John Carmack, co-founder of id Software and lead programmer of brutal first-person shooter Doom, had famously said, “Story in a game is like a story in a porn movie. It’s expected to be there, but it’s not that important.” If put in the context of narrative-driven tearjerkers like The Last of Us or Heavy Rain, this line would have been blasphemous. Human beings are emotional creatures, and videogames offer a unique platform for storytelling due to its participatory nature. On the other hand, the purpose of porn is simple and deliberate: to stimulate sexual excitement. There’s a reason why most fictional plumbers in porn films don’t spend the half an hour fixing a broken water pipe; they usually have more, hmm, pressing matters to attend to.
(To be fair, neither does Mario.)
But Carmack’s quote rings especially true when it comes to videogames that feature gameplay so ground-breaking that their plots are relegated to the background. Doom is, of course, one obvious example. Who cares about the origins of the demonic invasion when eviscerating as many grotesque beings as possible to a heavy metal soundtrack is the point of the game? The 2016 reboot even gleefully encourages more carnage and violence by introducing glory kills, which rewards players with precious health orbs when they perform a particularly gory execution. As a first-person shooter, Doom is mechanically magnificent, breathing life into a genre that has long been at risk of becoming stale.
Superhot, another first-person shooter about achieving glorious kill streaks, has the same effect. It introduced a mechanic that ensured that time only moves when its players do, be it firing a gun or foolhardily rushing towards the line of fire, which allows players to dictate the pace of the game. Unlike other shooters, Superhot even afforded me the luxury to grab a sip of water as I artfully dodged a hail of bullets. While this time-dilating mechanic may appear to be the antithesis of shooters, a genre that usually thrives on high-speed action, Superhot still manages to inject an unadulterated sense of adrenaline into its experience. Even though its meta-narrative narrative is somewhat intriguing, it is ultimately derivative, offering a functional reason for players to keep progressing through the levels.
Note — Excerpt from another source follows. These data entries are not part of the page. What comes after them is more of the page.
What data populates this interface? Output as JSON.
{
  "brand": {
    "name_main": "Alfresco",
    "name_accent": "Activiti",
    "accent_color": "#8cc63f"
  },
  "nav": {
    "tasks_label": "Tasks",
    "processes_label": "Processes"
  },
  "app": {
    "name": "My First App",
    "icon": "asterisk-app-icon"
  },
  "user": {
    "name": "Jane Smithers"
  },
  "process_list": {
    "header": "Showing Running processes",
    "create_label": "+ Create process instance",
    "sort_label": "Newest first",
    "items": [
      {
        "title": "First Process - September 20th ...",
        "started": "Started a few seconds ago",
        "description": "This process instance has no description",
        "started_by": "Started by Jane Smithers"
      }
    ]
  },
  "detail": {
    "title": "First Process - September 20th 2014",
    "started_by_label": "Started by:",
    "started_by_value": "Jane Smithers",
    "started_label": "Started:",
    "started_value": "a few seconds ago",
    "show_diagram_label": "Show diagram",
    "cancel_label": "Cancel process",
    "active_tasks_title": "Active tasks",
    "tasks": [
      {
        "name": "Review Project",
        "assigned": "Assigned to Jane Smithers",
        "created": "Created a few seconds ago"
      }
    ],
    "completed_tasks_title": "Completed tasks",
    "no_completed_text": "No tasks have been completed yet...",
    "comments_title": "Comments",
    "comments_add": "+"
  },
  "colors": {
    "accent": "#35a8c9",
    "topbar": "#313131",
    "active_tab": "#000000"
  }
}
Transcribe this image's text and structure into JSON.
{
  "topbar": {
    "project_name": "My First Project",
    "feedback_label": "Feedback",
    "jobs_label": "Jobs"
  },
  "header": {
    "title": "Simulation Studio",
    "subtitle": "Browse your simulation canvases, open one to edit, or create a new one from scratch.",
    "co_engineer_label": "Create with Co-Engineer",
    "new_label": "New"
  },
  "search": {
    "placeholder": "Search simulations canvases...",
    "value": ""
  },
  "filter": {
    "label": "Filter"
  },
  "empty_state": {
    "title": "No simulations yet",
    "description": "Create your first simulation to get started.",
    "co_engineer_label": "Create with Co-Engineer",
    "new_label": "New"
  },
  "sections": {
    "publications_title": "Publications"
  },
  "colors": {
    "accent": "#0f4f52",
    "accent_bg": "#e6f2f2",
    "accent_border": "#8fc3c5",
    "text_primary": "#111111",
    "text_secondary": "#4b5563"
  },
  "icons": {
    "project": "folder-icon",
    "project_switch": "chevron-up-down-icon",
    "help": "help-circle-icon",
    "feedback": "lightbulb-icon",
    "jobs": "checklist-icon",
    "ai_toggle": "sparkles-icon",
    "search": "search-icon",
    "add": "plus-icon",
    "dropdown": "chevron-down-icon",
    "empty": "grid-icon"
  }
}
While gameplay has traditionally been the meat of most videogames, engaging narratives are becoming a key element of many critically acclaimed titles. In some cases, the latter has even taken precedence over gameplay in genres such as “walking simulators,” a disparaging term referring to titles that favor exploration over puzzles or combat. This includes games like Virginia or Dear Esther, where players become spectators to events taking place around them, instead of actively participating in them. Nonetheless, inventive gameplay is still what sets videogames apart from other mediums. It deserves closer examination in terms of its cultural context, and even its capacity to enrich narratives.